Берия просиял и, щегольски задрав бутылку вверх дном, нахлестал ещё один стакан водки…

Суда он дождался, но ничего из задуманного не осуществил. Председательствующий В. Ульрих показал себя великим докой и пресекал любое многословие подсудимого.

За окнами скудного судебного зала стоял серенький денёк начала февраля.

Николай Иванович отказался от всех признаний во время следствия. Его заявление внесли в протокол, но… что это могло изменить? Он решил воспользоваться последним словом.

Хотелось сказать много, очень много, однако он вовремя сообразил, что надо выбрать самое главное в расчёте на то, что Сталин вдруг потребует протокол судебного заседания.

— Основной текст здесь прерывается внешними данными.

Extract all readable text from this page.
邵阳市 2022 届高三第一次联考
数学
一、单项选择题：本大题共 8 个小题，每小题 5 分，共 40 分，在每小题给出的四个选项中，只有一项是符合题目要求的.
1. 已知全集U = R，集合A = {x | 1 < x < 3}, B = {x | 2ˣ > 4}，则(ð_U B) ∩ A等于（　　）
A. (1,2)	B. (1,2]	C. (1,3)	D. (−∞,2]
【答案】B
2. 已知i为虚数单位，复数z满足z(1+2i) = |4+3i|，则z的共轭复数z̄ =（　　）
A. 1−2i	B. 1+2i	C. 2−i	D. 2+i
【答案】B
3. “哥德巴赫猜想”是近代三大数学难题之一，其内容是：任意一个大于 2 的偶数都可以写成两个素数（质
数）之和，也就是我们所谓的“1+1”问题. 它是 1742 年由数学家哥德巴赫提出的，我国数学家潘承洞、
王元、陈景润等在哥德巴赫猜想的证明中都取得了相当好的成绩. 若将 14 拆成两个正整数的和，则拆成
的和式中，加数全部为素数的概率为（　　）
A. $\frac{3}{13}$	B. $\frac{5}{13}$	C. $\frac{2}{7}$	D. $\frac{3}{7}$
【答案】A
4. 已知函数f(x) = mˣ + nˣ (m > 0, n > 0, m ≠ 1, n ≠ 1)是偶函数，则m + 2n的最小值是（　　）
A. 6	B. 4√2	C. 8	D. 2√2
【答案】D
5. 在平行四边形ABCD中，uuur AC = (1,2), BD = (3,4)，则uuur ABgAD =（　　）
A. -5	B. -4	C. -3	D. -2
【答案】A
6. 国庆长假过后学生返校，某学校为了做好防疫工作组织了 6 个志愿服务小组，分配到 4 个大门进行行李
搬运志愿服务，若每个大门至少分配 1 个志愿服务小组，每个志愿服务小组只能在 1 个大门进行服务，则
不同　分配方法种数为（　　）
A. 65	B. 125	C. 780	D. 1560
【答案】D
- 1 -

Трудно говорить, сознавая, что выступаешь последний раз в жизни.

— Придя в органы НКВД, я первое время был совсем один. Помощников у меня не было, не дали… Вначале я присматривался, а затем начал. Начал я с разгрома шпионов, которые пролезли во все отделы ЧК. В их руках была вся советская разведка. Всё было в их руках! Потом я взялся за чистку контингента перебежчиков…

(«Не то совсем… ах, совсем же не о том!»)

— Есть такие преступления, за которые меня надо расстрелять. Я почистил 14 тысяч предателей в ЧК. Много? Нет, не много. Моя огромная вина заключается в том, что я их не дочистил. Мало сделал…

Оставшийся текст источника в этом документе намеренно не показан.